With the clock ticking down to Saturday’s threatened tariff deadline, U.S. President Donald Trump’s commerce secretary nominee suggested a possible last-minute reprieve.
“Shut your border and stop allowing fentanyl into our country,” Howard Lutnick said about Canada and the tariff threat Wednesday. “And if they execute it there will be no tariffs.”
In response, Canda’s Public Safety Minister David McGuinty highlighted Canada’s new $1.3 billion border security plan, and pointed to the fact that less than one per cent of fentanyl in the states comes through Canada.
“We’re going to continue to bear down on the border and on other issues to be able to deal with some of the problems,” said McGuinty Wednesday.

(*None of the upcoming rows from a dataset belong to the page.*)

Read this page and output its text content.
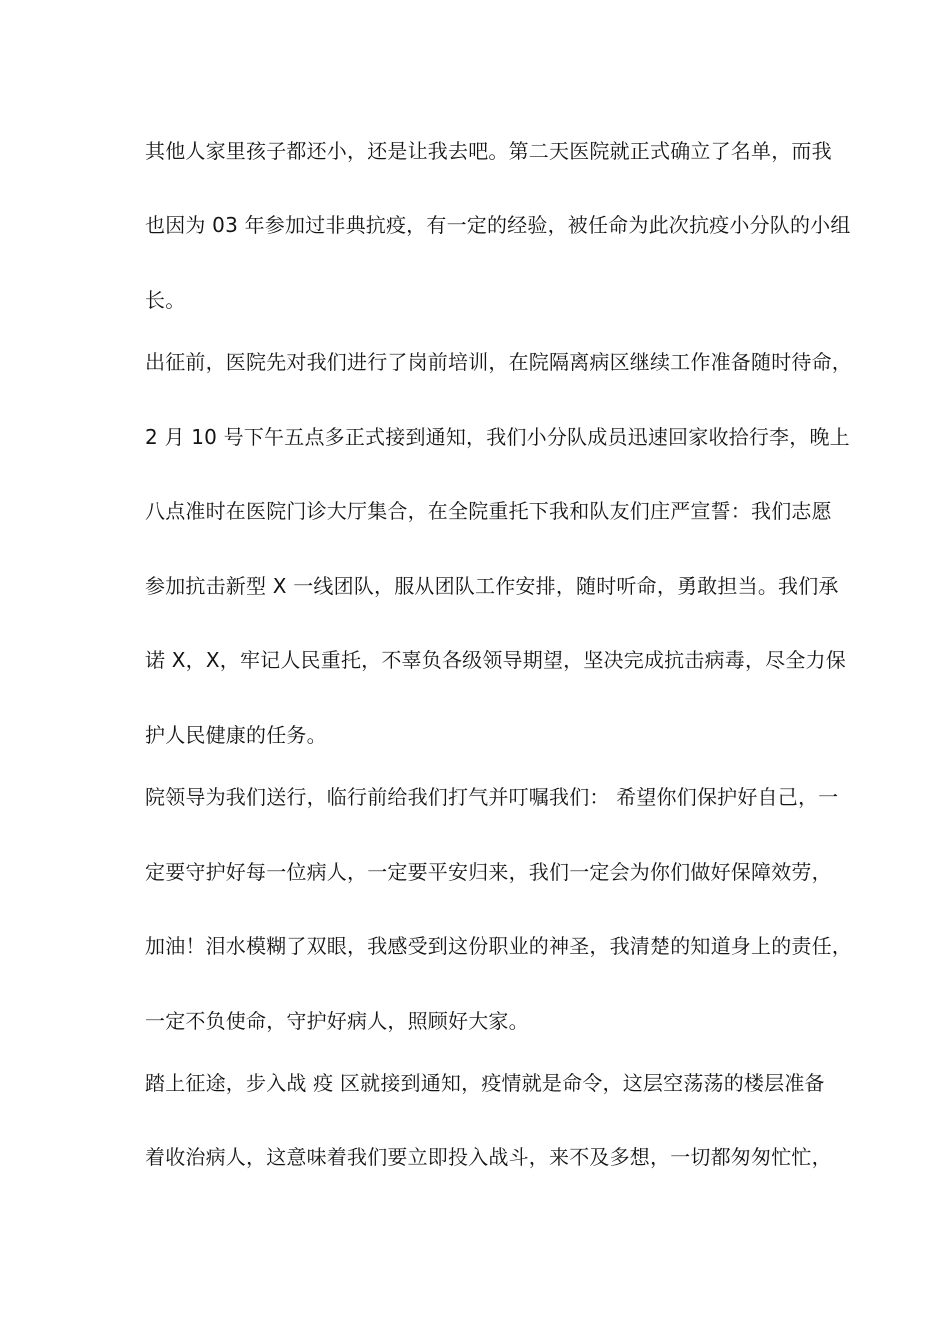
其他人家里孩子都还小，还是让我去吧。第二天医院就正式确立了名单，而我
也因为 03 年参加过非典抗疫，有一定的经验，被任命为此次抗疫小分队的小组
长。
出征前，医院先对我们进行了岗前培训，在院隔离病区继续工作准备随时待命，
2 月 10 号下午五点多正式接到通知，我们小分队成员迅速回家收拾行李，晚上
八点准时在医院门诊大厅集合，在全院重托下我和队友们庄严宣誓：我们志愿
参加抗击新型 X 一线团队，服从团队工作安排，随时听命，勇敢担当。我们承
诺 X，X，牢记人民重托，不辜负各级领导期望，坚决完成抗击病毒，尽全力保
护人民健康的任务。
院领导为我们送行，临行前给我们打气并叮嘱我们： 希望你们保护好自己，一
定要守护好每一位病人，一定要平安归来，我们一定会为你们做好保障效劳，
加油！泪水模糊了双眼，我感受到这份职业的神圣，我清楚的知道身上的责任，
一定不负使命，守护好病人，照顾好大家。
踏上征途，步入战 疫 区就接到通知，疫情就是命令，这层空荡荡的楼层准备
着收治病人，这意味着我们要立即投入战斗，来不及多想，一切都匆匆忙忙，
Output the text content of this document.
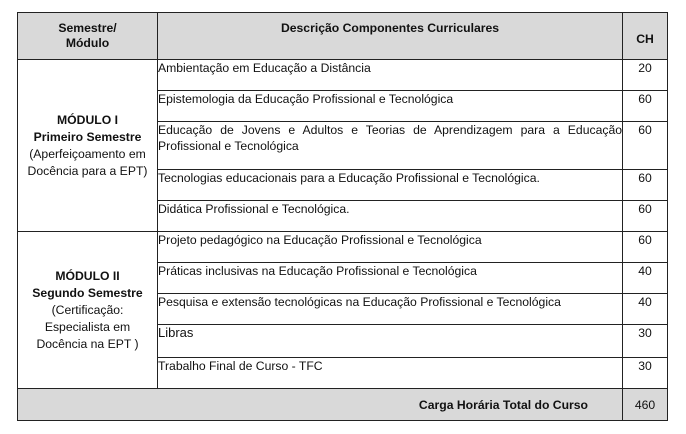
Semestre/
Módulo	Descrição Componentes Curriculares	CH

MÓDULO I
Primeiro Semestre
(Aperfeiçoamento em Docência para a EPT)	Ambientação em Educação a Distância	20
	Epistemologia da Educação Profissional e Tecnológica	60
	Educação de Jovens e Adultos e Teorias de Aprendizagem para a Educação Profissional e Tecnológica	60
	Tecnologias educacionais para a Educação Profissional e Tecnológica.	60
	Didática Profissional e Tecnológica.	60

MÓDULO II
Segundo Semestre
(Certificação: Especialista em Docência na EPT )	Projeto pedagógico na Educação Profissional e Tecnológica	60
	Práticas inclusivas na Educação Profissional e Tecnológica	40
	Pesquisa e extensão tecnológicas na Educação Profissional e Tecnológica	40
	Libras	30
	Trabalho Final de Curso - TFC	30
Carga Horária Total do Curso		460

Still, the province is bracing for the threatened 25 per cent across-the-board tariffs to go ahead, and has established a cabinet committee to respond, headed up by Housing and Municipal Affairs Minister Ravi Kahlon.
“We cannot live four years with threats constantly coming from a Trump administration,” Kahlon told reporters Wednesday. “We have to walk away from this making our economy stronger and less reliant on the U.S.”
Michael Prince, a political scientist at the University of Victoria, says with Trump at the helm Canada should prepare for an unpredictable ride.
“He’s not a one-and-done kind of guy, so this trade issue or threat could hang over us for the whole four years of his term as president,” said Prince.
Canada’s premiers and the prime minister met Wednesday. The focus of their meeting was proposed federal retaliatory tariffs, if needed.
B.C. Premier David Eby pointed to the possibility of using the money raised by those counter measures to help those hammered by any U.S. tariffs.
“We’ve been very clear that that money needs to go right back to affected businesses and workers across the country – including right here in British Columbia,” said Eby.
For B.C.’s forestry sector, already facing 15 percent duties that are expected to double, financial relief to offset tariff harm is critical, says Brian Menzie, the head of the BC Independent Wood Processors Association.
“We’re kind of living in a waking nightmare at the moment,” he said Wednesday about the uncertainty. “Whatever package there is coming through, I hope its enough to save our industry.”